It is easy to be skeptical about the work product of elected officials who spend much of their time raising funds -- and about the effects on government of big-money donations.
It is also easy to be skeptical about suggestions that public campaign financing will stem corruption, improve governance and boost citizen participation.
Perennial debate over whether New York State would, should or could introduce a public campaign financing system such as New York City's goes on as before. But this time, it occurs in the shadow of a sky's-the-limit presidential race destined to shatter all-time spending and fundraising records.
On Wednesday, the state Democratic Committee, along with two nonprofits -- the Third Way organization and the Center for American Progress Action Fund -- sponsored a policy conference in which a panel of speakers discussed and clashed over the issue.
Campaign finance "has been a very difficult area for many, many years," Gov. Andrew M. Cuomo said in kicking off the Manhattan conference. He said, "It is important because it is all about the people's ability to trust their government."
Views expressed by panelists who otherwise differed overlapped in at least one respect. They seemed to concur that New York's various contribution limits for party and candidate fundraising committees could be lower.
Sean Eldridge, an advocate of changing the laws and founder of the nonprofit political advocacy group Protect Our Democracy, pointed to the state's exceptionally high legal ceilings for political donations.

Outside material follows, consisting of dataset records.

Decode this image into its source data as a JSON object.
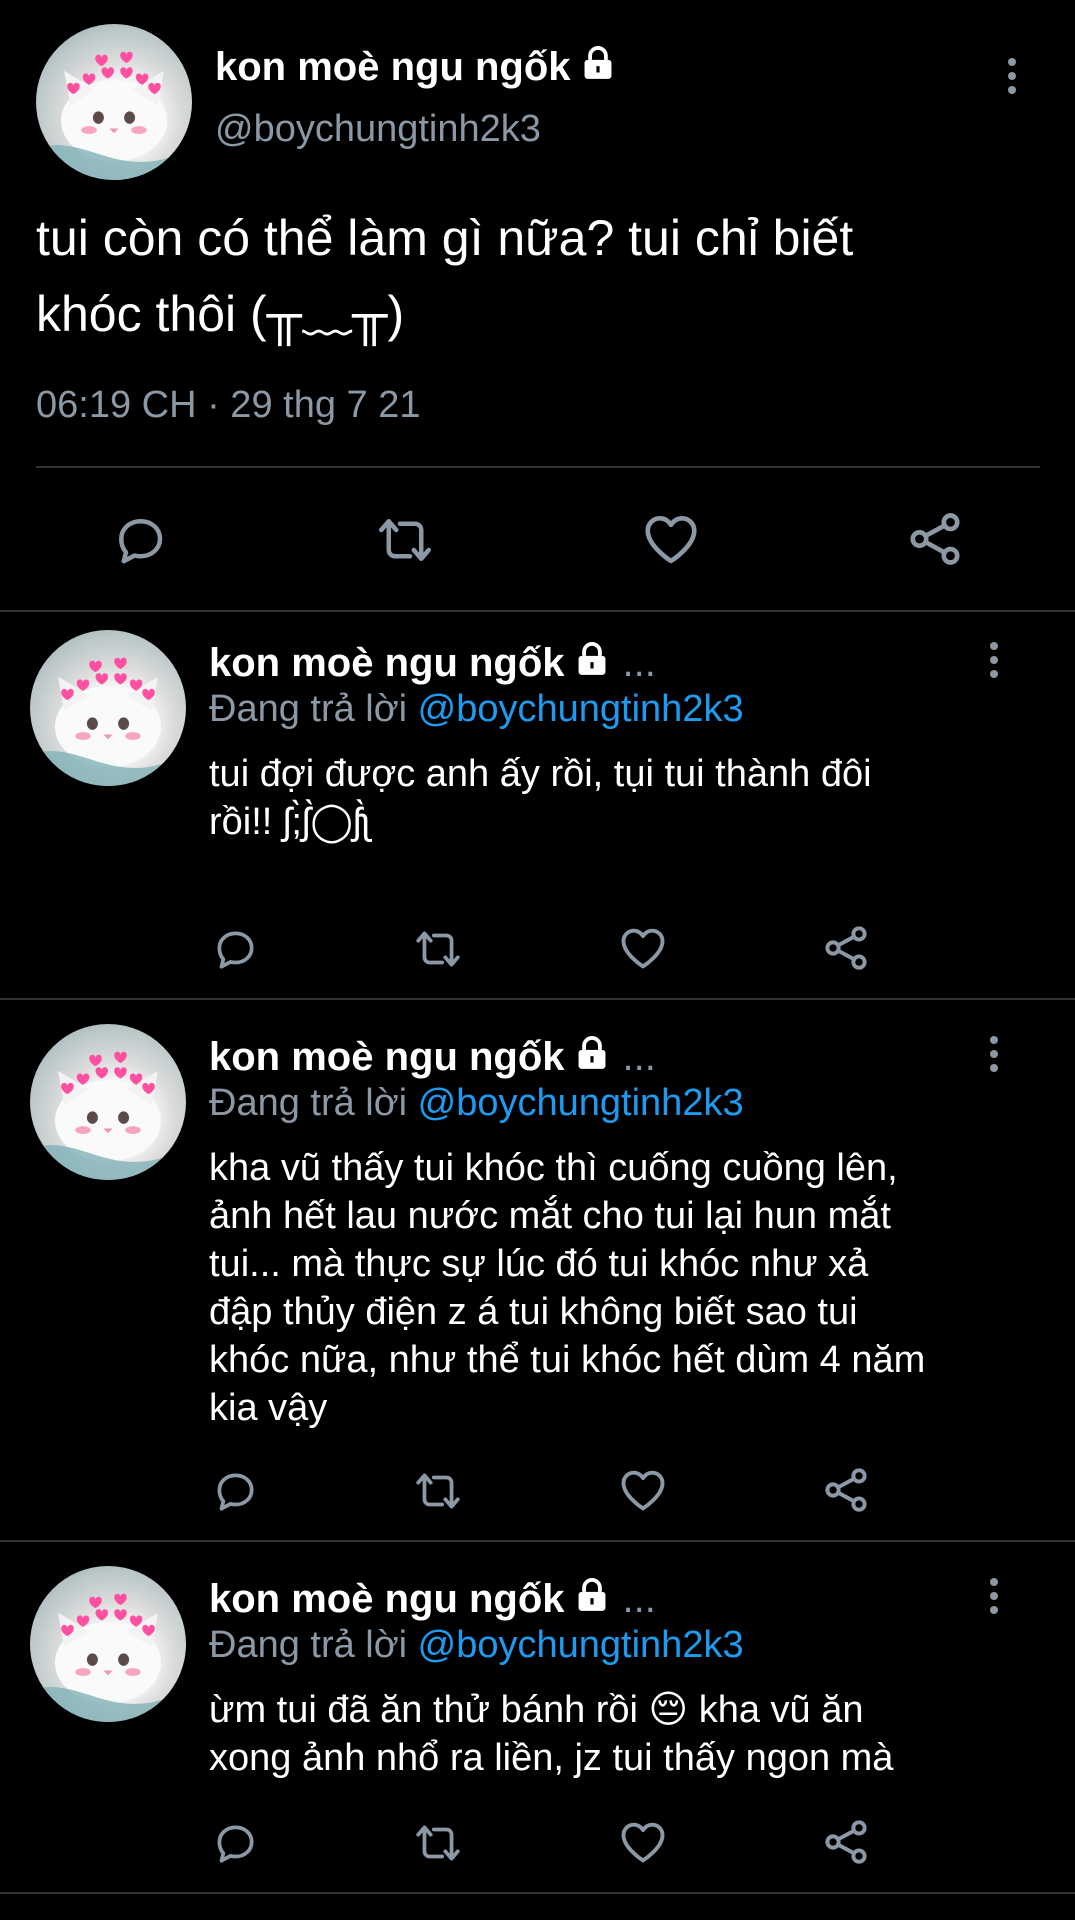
{
  "main_tweet": {
    "name": "kon moè ngu ngốk",
    "handle": "@boychungtinh2k3",
    "text_line1": "tui còn có thể làm gì nữa? tui chỉ biết",
    "text_line2": "khóc thôi (╥﹏╥)",
    "timestamp": "06:19 CH · 29 thg 7 21"
  },
  "replies": [
    {
      "name": "kon moè ngu ngốk",
      "ellipsis": "...",
      "replying_prefix": "Đang trả lời ",
      "replying_to": "@boychungtinh2k3",
      "lines": [
        "tui đợi được anh ấy rồi, tụi tui thành đôi",
        "rồi!! ʃ;̀ʃ̀◯ʃ̀ʅ"
      ]
    },
    {
      "name": "kon moè ngu ngốk",
      "ellipsis": "...",
      "replying_prefix": "Đang trả lời ",
      "replying_to": "@boychungtinh2k3",
      "lines": [
        "kha vũ thấy tui khóc thì cuống cuồng lên,",
        "ảnh hết lau nước mắt cho tui lại hun mắt",
        "tui... mà thực sự lúc đó tui khóc như xả",
        "đập thủy điện z á tui không biết sao tui",
        "khóc nữa, như thể tui khóc hết dùm 4 năm",
        "kia vậy"
      ]
    },
    {
      "name": "kon moè ngu ngốk",
      "ellipsis": "...",
      "replying_prefix": "Đang trả lời ",
      "replying_to": "@boychungtinh2k3",
      "lines": [
        "ừm tui đã ăn thử bánh rồi 😔 kha vũ ăn",
        "xong ảnh nhổ ra liền, jz tui thấy ngon mà"
      ]
    }
  ],
  "icons": [
    "reply-icon",
    "retweet-icon",
    "like-icon",
    "share-icon",
    "lock-icon",
    "more-icon"
  ],
  "colors": {
    "background": "#000000",
    "secondary_text": "#8b98a5",
    "link": "#1d9bf0",
    "divider": "#2f3336"
  }
}
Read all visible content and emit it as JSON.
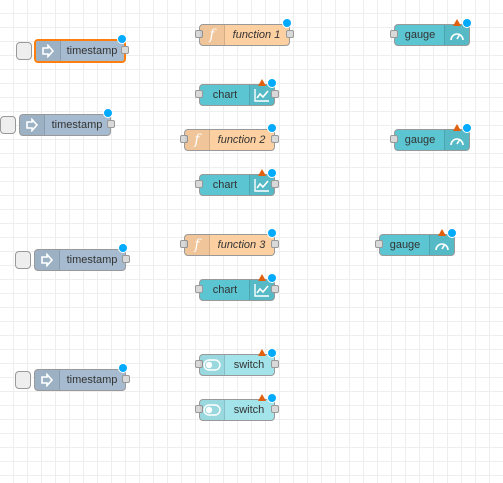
{
  "workspace": {
    "colors": {
      "grid": "#eeeeee",
      "inject": "#a6bbcf",
      "function": "#fdd0a2",
      "dashboard": "#5bc5d1",
      "switch": "#a2e4ea",
      "selected_outline": "#ff7f0e",
      "changed_dot": "#00aaff",
      "error_triangle": "#e0600f"
    }
  },
  "nodes": {
    "inject1": {
      "label": "timestamp",
      "icon": "arrow-in-icon",
      "selected": true
    },
    "inject2": {
      "label": "timestamp",
      "icon": "arrow-in-icon"
    },
    "inject3": {
      "label": "timestamp",
      "icon": "arrow-in-icon"
    },
    "inject4": {
      "label": "timestamp",
      "icon": "arrow-in-icon"
    },
    "function1": {
      "label": "function 1",
      "icon": "function-icon"
    },
    "function2": {
      "label": "function 2",
      "icon": "function-icon"
    },
    "function3": {
      "label": "function 3",
      "icon": "function-icon"
    },
    "chart1": {
      "label": "chart",
      "icon": "chart-icon"
    },
    "chart2": {
      "label": "chart",
      "icon": "chart-icon"
    },
    "chart3": {
      "label": "chart",
      "icon": "chart-icon"
    },
    "gauge1": {
      "label": "gauge",
      "icon": "gauge-icon"
    },
    "gauge2": {
      "label": "gauge",
      "icon": "gauge-icon"
    },
    "gauge3": {
      "label": "gauge",
      "icon": "gauge-icon"
    },
    "switch1": {
      "label": "switch",
      "icon": "toggle-icon"
    },
    "switch2": {
      "label": "switch",
      "icon": "toggle-icon"
    }
  }
}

He talked about hugely expensive fundraising dinners as an emblem of the problem.
"Our elected officials are spending more time than we'd like not talking about policy, not thinking about issues, but dialing for dollars," Eldridge said. "Albany shouldn't be a call center."
Karen Scharff of the political advocacy group Citizen Action agreed.
Robert Bellafiore, founder and president of Stanhope Partners, an Albany-area communications consulting firm, said the people who feel compelled to send campaign checks would like nothing more than to be able to say, "Oh, $2,000 is the most I can write? Great. Thank you."
Also, he said, longtime incumbents who have raised funds for years under higher limits could very well appreciate the prospect of "all their future opponents having to live under the smaller limits."
Opinion was more divided when it came to the public providing matching funds for smaller contributions as a way of retooling the whole approach to fundraising.
Political science professor Michael Malbin of the University at Albany, executive director of the Campaign Finance Institute, cited his group's research in conjunction with the Brennan Center for Justice that showed changes brought by New York City's financing law.
City Council candidates, affected by the law, collected significantly more money from small-amount donors, better spread throughout their districts, than state Assembly candidates not subject to the law, for example.
But David Primo, associate professor of political science and business at the University of Rochester, cited a difference between the hopes and effects of public-financing laws. It is not clear, he said, that the city's law has reduced corruption, and voter turnout has fallen off.
Since the status quo is always a good bet, it sounded from the conversation as if the financial floodgates in big political races will stay open, more jurisdictions may try public financing, and the endless debate will go on.